Diversity of microscopic biological particles plays a crucial role in important ecosystem services, e.g. water quality (phytoplankton), air quality and pollination (pollen). Many human-driven activities like climate change, eutrophication or invasive species are expected to massively change the composition of pollen abundance and phytoplankton communities. Monitoring of these tiny particles is therefore an essential task in order to detect diversity changes, issue short-term warnings, generally understand and estimate consequences for ecosystems and society, to communicate these observations in a timely way and to support and derive suitable actions. The monitoring tasks for air and water quality as well as plant-pollinator monitoring are currently performed via microscopic counting which strongly limits sampling capacity and frequency and, as a consequence restricts monitoring to low spatial and temporal resolutions. The iDiv support unit called “iCyt” (“integrative Cytomics”) will measure cells in suspension independent of their origin (water, soil or air samples of plant, animal or human origin). Our unique cutting-edge high-throughput measurement abilities of individual particles in powerful combination with deep-learning algorithms represent a transformative advance for improved air and water quality monitoring, as well as the study of plant-pollinator interactions.

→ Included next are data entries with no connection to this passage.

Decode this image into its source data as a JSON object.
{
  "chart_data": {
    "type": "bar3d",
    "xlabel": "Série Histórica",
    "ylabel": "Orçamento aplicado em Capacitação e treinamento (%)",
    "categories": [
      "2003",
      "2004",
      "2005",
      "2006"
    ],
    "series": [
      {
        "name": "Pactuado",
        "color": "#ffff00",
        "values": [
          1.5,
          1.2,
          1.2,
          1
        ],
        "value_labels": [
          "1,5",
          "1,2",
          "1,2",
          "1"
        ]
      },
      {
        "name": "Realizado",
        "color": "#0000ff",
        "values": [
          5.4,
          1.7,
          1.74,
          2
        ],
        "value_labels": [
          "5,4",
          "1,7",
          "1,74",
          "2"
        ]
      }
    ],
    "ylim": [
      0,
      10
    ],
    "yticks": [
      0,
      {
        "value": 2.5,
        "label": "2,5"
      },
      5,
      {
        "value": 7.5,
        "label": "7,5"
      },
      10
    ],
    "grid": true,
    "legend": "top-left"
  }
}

In addition, flow cytometry allows studying the DNA quantity of isolated plant nuclei to do ploidy-analysis of plants. The ploidy status of a plant has important ecological implications with respect to trait analysis and physiological performance of plants, relevant for ongoing biodiversity research.

The iCyt-platform facilitates utilization of existing infrastructure to support different kinds of research projects within the German Centre for integrative Biodiversity research (iDiv). The iCyt-platform is co-financed by UFZ and iDiv. Several instruments (ImageStream X Mk II, FacsAria II, Accuri, Multisizer) are available to describe various structural properties of cells in suspensions. Flow cytometry allows a semi-automatic high-throughput workflow that allows orders-of magnitude increase in sample processing compared to existing highly time-consuming microscopic methods.